China's rising refined oil exports are already having an impact and will continue to influence other markets in Asia and in the Far East as the country's capacity increases, experts said.
China's net diesel exports will expand to more than 6 million metric tons next year due to slowing domestic demand and growing output, said Li Li, research director at ICIS C1 Energy, a Shanghai-based energy information consultancy.
She estimated that the country's net diesel exports will reach 3.5 million tons this year.
China's top-two oil and gas producers - PetroChina Co Ltd and Sinopec Ltd - were both granted much larger export quotas for diesel and gasoline products in October from the Ministry of Commerce, a sign of China's increasing participation in the international oil products market.
Sinopec was awarded a 3.5 million metric ton export quota for refined oil products for the fourth quarter, up 320 percent compared with the previous quarter, according to data from ICIS C1 Energy.
The company's export quotas for diesel grew from 150,000 tons in the third quarter to 1.45 million tons for the fourth quarter, an all-time high.
PetroChina got a 2 million ton refined oil export quota for the fourth quarter.
Li said the fast rise of China's diesel exports has shown that both the government and producers are not as conservative as before in terms of domestic diesel supply in the market.
As the country is becoming more open in the energy sector, industrial insiders believe that private capital will have a possibility in future to participate in the energy exploration, refining and distribution businesses, based on recent governmental policies.
China's diesel refining capacities will continue to grow because of an increasing number of industry players, which will lead to stable diesel exports, the insiders said.
"China does not pursue exports in the oil refining sector, but when we have additional output, it's a good way to balance the profits and keep the revenue stable by exporting some share of the production," said Li.
She said China is already influencing nearby markets.
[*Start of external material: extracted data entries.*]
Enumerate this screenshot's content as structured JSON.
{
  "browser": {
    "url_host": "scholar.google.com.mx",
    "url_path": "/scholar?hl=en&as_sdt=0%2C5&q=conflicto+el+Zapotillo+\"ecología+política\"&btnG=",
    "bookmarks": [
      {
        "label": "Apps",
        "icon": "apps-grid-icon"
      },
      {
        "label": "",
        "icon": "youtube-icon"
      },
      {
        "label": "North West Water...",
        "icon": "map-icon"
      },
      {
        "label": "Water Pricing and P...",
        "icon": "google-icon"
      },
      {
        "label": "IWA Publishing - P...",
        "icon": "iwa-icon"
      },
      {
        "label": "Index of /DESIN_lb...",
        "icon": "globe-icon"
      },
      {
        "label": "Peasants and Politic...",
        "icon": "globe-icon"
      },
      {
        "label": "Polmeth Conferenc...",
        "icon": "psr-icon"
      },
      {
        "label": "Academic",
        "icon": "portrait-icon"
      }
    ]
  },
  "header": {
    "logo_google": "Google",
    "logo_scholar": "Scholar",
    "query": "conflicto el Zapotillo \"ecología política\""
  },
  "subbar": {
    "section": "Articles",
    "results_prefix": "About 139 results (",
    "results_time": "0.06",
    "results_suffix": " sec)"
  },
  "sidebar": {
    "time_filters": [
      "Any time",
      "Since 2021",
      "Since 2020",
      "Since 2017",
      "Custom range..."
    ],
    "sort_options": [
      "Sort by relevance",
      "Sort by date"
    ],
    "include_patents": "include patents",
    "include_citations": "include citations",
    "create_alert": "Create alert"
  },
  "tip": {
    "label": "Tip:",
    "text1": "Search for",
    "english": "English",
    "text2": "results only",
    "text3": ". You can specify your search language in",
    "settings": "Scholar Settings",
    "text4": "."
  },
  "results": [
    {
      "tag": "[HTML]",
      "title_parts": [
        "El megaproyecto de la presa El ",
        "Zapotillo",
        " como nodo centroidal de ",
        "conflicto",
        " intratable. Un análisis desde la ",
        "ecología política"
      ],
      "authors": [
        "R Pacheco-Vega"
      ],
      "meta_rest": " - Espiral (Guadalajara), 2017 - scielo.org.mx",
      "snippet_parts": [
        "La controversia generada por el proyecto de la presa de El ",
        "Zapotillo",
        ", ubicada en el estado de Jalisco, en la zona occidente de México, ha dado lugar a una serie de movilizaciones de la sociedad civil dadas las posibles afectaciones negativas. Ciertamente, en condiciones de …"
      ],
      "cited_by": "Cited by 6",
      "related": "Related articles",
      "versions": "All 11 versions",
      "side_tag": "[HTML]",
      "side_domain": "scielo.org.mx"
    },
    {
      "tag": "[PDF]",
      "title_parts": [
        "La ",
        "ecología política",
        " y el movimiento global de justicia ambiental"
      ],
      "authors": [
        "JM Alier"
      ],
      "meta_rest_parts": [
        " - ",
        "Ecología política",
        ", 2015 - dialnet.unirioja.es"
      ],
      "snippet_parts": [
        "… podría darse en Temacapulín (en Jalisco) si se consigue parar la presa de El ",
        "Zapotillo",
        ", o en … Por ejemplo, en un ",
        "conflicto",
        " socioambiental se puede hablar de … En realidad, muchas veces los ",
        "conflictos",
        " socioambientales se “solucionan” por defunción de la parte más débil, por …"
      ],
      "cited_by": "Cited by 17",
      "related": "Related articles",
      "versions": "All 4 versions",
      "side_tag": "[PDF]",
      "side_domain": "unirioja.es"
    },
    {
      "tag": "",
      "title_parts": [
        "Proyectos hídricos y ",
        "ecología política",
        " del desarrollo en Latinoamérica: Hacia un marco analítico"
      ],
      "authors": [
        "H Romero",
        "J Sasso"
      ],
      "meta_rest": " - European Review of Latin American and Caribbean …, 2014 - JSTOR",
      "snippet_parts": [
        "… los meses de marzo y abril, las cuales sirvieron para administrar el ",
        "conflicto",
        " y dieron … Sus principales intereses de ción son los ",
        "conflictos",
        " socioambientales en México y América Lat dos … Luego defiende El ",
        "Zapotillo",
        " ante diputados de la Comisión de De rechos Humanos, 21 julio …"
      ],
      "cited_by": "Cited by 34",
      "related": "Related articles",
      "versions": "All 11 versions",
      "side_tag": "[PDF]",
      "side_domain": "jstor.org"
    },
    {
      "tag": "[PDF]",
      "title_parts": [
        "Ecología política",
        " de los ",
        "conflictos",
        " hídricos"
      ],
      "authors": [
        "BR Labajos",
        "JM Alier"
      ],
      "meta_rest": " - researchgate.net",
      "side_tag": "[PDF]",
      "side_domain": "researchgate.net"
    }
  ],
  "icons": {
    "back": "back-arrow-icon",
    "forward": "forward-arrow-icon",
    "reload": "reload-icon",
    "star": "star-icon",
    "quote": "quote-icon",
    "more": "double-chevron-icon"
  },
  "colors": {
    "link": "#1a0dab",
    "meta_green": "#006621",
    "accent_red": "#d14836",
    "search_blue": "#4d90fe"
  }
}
Traders in Singapore are closely watching the data related to China's refined oil exports.
And due to China's thriving diesel exports, diesel prices in Singapore fell from $130.22 a barrel in September 2012 to $117.19 a barrel in April this year, down 11.2 percent.
However, an anonymous insider who works at Sinopec said that supplying the domestic market is the company's primary task.
In addition to diesel, for the fourth quarter, Sinopec got 1.52 million tons of export quotas for kerosene oil, the fuel used in the engines of plants and for heating and lighting systems, up 74 percent compared with the last quarter.
"The increased export quota will be used in November and December, which means it may have a big impact on the Asia-Pacific market," said Li.
If Sinopec makes full use of its export quota in the fourth quarter, China's monthly average diesel exports will reach 500,000 tons by the end of the year, while during the first quarter, China's diesel exports averaged 280,000 tons per month.
In the second and third quarters, average diesel exports were 110,000 tons a month, affected by the quota limits at the time.
China's diesel exports have been increasing since last October when the country exported 144,000 tons of diesel, up 9.1 percent year-on-year. In November 2012, China's diesel exports reached 360,000 tons, a 490 percent increase year-on-year.
Last year, China added new annual refining capacity of 35 million tons, reaching 575 million tons nationally. The country's capacity is growing faster than demand, according to a report by the CNPC Economics & Technology Research Institute.
Refineries other than the top-three energy giants - PetroChina, Sinopec and CNOOC Group - are also growing with bigger refining capacity, accounting for about 20 percent of the country's total capacity.
However, due to the slowing demand for refined oil products, the growth rate of diesel output was only 2.4 percent in 2012.